“Al paso de sus Majestades”

Los Reyes Magos de Oriente a su paso por El Puerto de Santa María este mismo año. / Poppy Garduño.

Los Reyes Magos de Oriente a su paso por El Puerto de Santa María este mismo año. / Poppy Garduño.

Joaquín García de Romeu. “Amanece que no es poco”.

Joaquín García de Romeu. “Amanece que no es poco”.

Joaquín García de Romeu (Tribuna libre).- Si algo caracteriza a este día, ya pasado, es el protagonismo de los mas pequeños, nunca criticaré un día así, y mucho menos el empeño, ya sea mayor o menor, que se ponga para que luzca ese día de forma especial, sobre todo, por el esfuerzo y la propia ilusión que ponen todos y cada uno de los que organizan o están involucrados en ese evento.

Comparar un año con otro es todo un error, pues cada año es distinto, y por regla general, el objetivo se cumple. Por ello, independientemente de lo lucida, bien organizada o fantástica que haya sido un año, el tratar de venderlo como un logro político es siempre un error, compararla o decir que se recupera algo, es otro error, pero si un acierto el mejorar cada año.

La amenaza de lluvia transformó lo que podría haber sido un día nefasto en algo fastuoso, y sin que me quepa dudas de los deseos de muchos para que fuera un fracaso, todo salió como siempre, muy bien.

El lucido día con una cabalgata en donde se cambiaron las luces navideñas por el Sol, ayudó a que el aterrado comercio, que veía las ventas de la tarde perdidas, viera como se superaban las expectativas con la gente en la calle. El lamento de muchos por unas horas poco inusuales se vio compensado por la animación de los niños, porque, como podemos esperar que aquellos que se levantan sin despertador el día 6, pusieran reparos a levantarse a las 8 para prepararse a ver a los magos.

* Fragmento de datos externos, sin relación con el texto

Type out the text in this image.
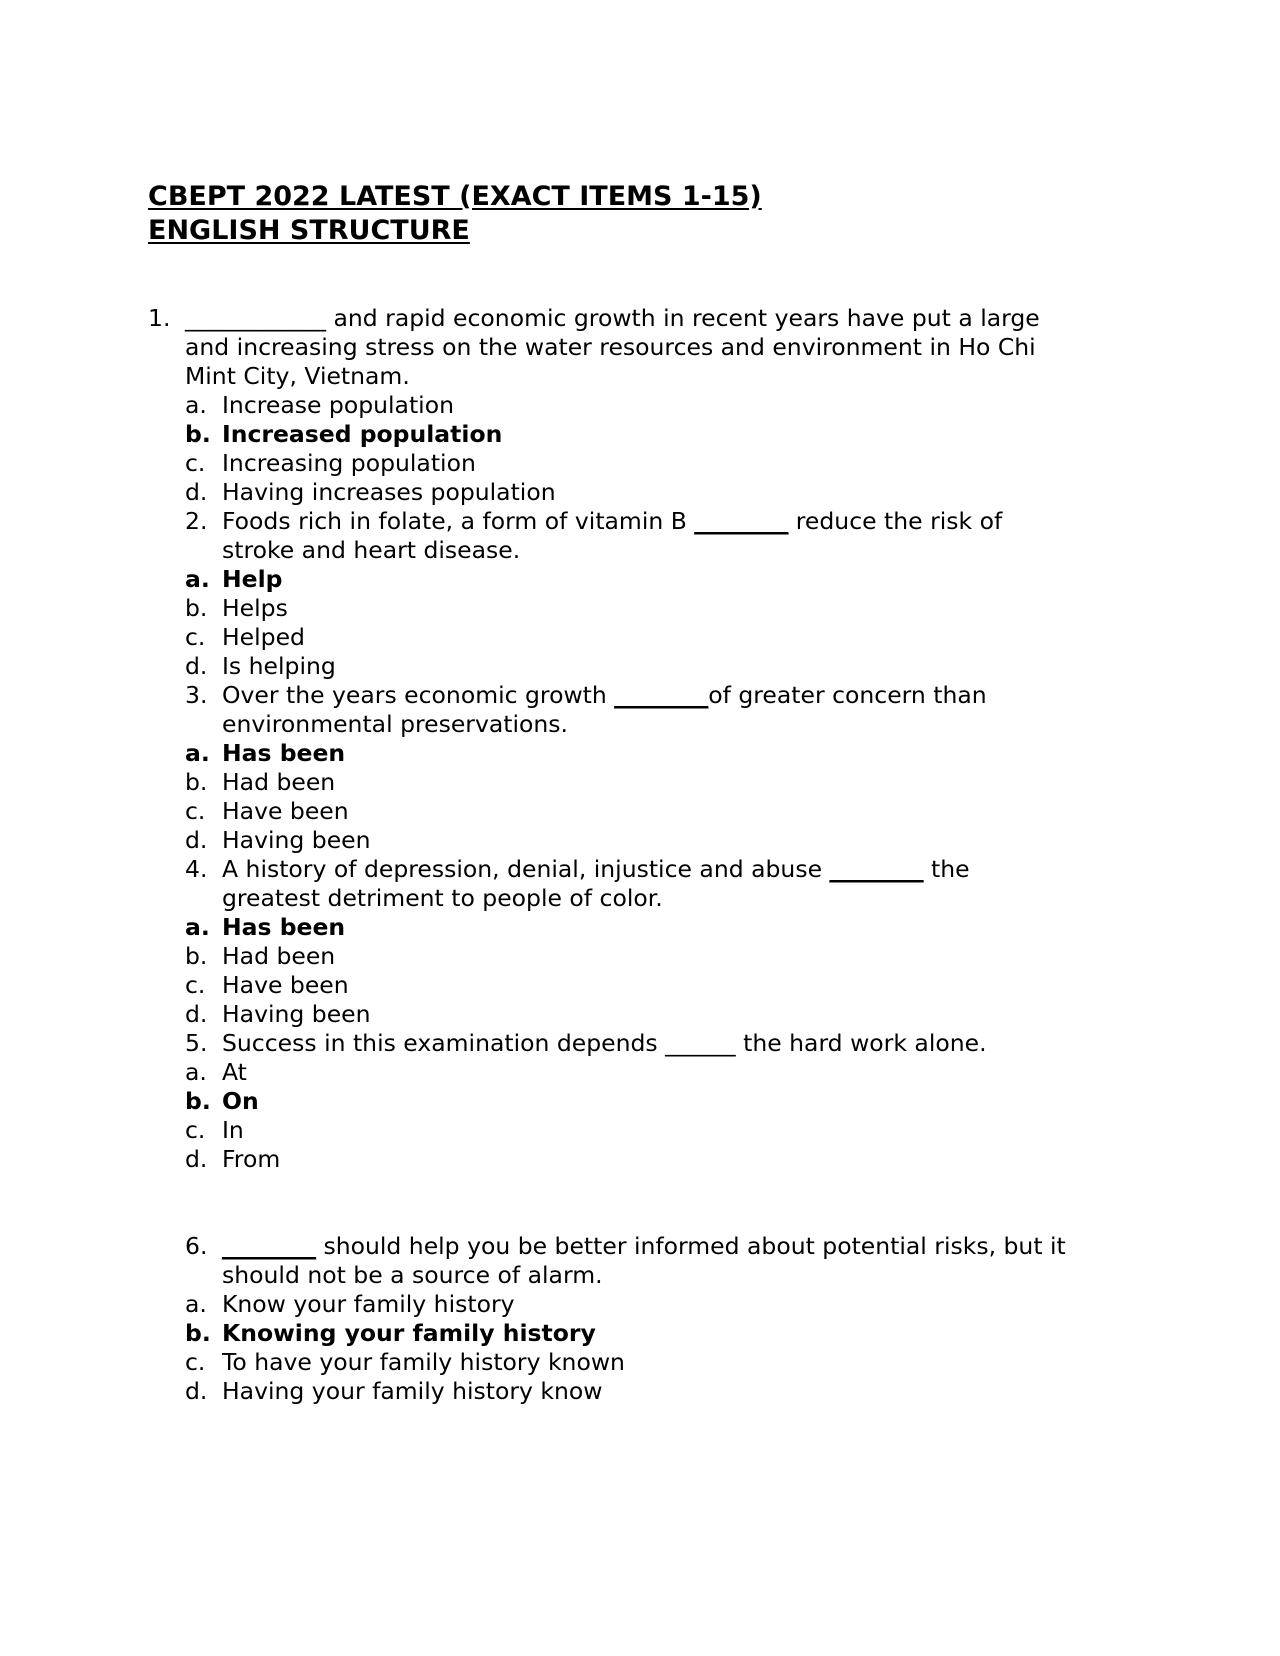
CBEPT 2022 LATEST (EXACT ITEMS 1-15)
ENGLISH STRUCTURE
1. ____________ and rapid economic growth in recent years have put a large
and increasing stress on the water resources and environment in Ho Chi
Mint City, Vietnam.
a. Increase population
b. Increased population
c. Increasing population
d. Having increases population
2. Foods rich in folate, a form of vitamin B ________ reduce the risk of
stroke and heart disease.
a. Help
b. Helps
c. Helped
d. Is helping
3. Over the years economic growth ________of greater concern than
environmental preservations.
a. Has been
b. Had been
c. Have been
d. Having been
4. A history of depression, denial, injustice and abuse ________ the
greatest detriment to people of color.
a. Has been
b. Had been
c. Have been
d. Having been
5. Success in this examination depends ______ the hard work alone.
a. At
b. On
c. In
d. From
6. ________ should help you be better informed about potential risks, but it
should not be a source of alarm.
a. Know your family history
b. Knowing your family history
c. To have your family history known
d. Having your family history know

El próximo año será, como este, distinta, los Reyes estarán, como siempre a la altura, y como no, la mayoría de los Portuenses, no podremos evitar hablar del Gran Visir como su reencarnación viva en esta ciudad en la figura de Manolo el Polvorón, único enviado por sus Majestades cada año, aunque oficialmente no se le reconozca su justo título.

Por su parte, los destinatarios más importantes del evento, al contrario que algunos políticos, que pretenden hacer de esto algo mas dentro de sus funciones, ya sea para colgarse medallas, merecidas siempre, o para criticar, de manera rastrera e innecesaria siempre, quedaron plenamente satisfechos, disfrutaron desde la banda de música hasta el último Mago, y algunos hasta de los últimos en desfilar, aquellos que borraban el rastro de los camellos de gasoil para que nadie pudiera seguirlos hasta Oriente, y que también son parte importante de dicha marcha, ya que sin ellos, las calles quedarían sucias y cualquier podría ver en donde acaba todo.

Acabadas las fiestas, por fin, volvemos a la rutina, y ojalá que muchos de los involucrados tomen nota de cómo opinan los más pequeños, disfrutando sin preguntarse el porqué, sin comparar y alabando solo el esfuerzo de todos. Por mi parte, Gracias por hacer que la ilusión siga viva.